Caloric curves fitted by polytropic distributions in the HMF model

TL;DR

This paper investigates the quasi-stationary states of the HMF model through numerical simulations, demonstrating that polytropic distributions effectively describe these states and elucidate phenomena like negative specific heat and core-halo structures.

Contribution

It introduces a comprehensive analysis of QSSs in the HMF model using polytropic fits, linking distribution indices to physical caloric curves and complex dynamical behaviors.

Findings

Polytropic distributions fit QSSs in the HMF model well.

Negative kinetic specific heat regions are explained by polytropic indices.

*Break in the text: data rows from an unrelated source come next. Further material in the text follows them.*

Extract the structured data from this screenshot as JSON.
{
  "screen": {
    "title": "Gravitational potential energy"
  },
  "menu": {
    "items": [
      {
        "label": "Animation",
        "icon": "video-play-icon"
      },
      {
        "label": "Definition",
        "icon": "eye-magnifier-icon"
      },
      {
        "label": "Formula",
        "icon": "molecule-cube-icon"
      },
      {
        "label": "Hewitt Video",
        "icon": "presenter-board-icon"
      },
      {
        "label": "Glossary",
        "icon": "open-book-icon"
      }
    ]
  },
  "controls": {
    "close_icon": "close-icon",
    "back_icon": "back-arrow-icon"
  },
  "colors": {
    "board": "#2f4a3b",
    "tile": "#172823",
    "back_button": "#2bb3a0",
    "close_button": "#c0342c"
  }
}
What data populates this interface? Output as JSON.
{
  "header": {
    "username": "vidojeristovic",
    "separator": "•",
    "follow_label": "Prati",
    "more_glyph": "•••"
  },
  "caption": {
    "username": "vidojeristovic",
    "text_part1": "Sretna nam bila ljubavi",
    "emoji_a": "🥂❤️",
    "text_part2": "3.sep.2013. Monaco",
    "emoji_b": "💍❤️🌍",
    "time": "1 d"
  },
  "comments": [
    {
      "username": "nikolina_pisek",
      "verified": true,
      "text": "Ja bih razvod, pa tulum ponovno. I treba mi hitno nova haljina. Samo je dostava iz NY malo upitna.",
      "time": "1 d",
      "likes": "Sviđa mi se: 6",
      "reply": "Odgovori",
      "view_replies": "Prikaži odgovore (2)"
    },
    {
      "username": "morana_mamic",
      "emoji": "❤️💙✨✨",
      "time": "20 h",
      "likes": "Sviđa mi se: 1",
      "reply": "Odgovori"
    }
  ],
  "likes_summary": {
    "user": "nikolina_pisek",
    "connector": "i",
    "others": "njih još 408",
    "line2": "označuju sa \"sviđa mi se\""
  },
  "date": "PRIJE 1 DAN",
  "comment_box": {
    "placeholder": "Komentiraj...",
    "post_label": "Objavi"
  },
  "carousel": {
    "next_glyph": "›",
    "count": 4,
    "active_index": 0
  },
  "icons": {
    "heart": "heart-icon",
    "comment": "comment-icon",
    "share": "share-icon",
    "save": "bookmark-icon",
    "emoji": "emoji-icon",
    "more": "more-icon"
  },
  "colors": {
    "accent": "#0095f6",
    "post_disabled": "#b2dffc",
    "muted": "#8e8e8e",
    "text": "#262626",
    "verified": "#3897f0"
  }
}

Core-halo structures emerge at low energies in the system.

Abstract

We perform direct numerical simulations of the HMF model starting from non-magnetized initial conditions with a velocity distribution that is (i) gaussian, (ii) semi-elliptical, and (iii) waterbag. Below a critical energy E_c, depending on the initial condition, this distribution is Vlasov dynamically unstable. The system undergoes a process of violent relaxation and quickly reaches a quasi-stationary state (QSS). We find that the distribution function of this QSS can be conveniently fitted by a polytrope with index (i) n=2, (ii) n=1, and (iii) n=1/2. Using the values of these indices, we are able to determine the physical caloric curve T_{kin}(E) and explain the negative kinetic specific heat region C_{kin}=dE/dT_{kin}<0 observed in the numerical simulations. At low energies, we find that the system takes a "core-halo" structure. The core corresponds to the pure polytrope discussed above but it is now surrounded by a halo of particles. We also consider unsteady initial conditions with magnetization M_0=1 and isotropic waterbag distribution and report the complex dynamics of the system creating phase space holes and dense filaments. We show that the kinetic caloric curve is approximately constant, corresponding to a polytrope with index n_0= 3.56. Finally, we consider the collisional evolution of an initially Vlasov stable distribution, and show that the time-evolving distribution function f(v,t) can be fitted by a sequence of polytropic distributions with a time-dependent index n(t) both in the non-magnetized and magnetized regimes. These numerical results show that polytropic distributions (also called Tsallis distributions) provide in many cases a good fit of the QSSs. However, in order to moderate our message, we also report a case where the Lynden-Bell theory provides an excellent prediction of an inhomogeneous QSS.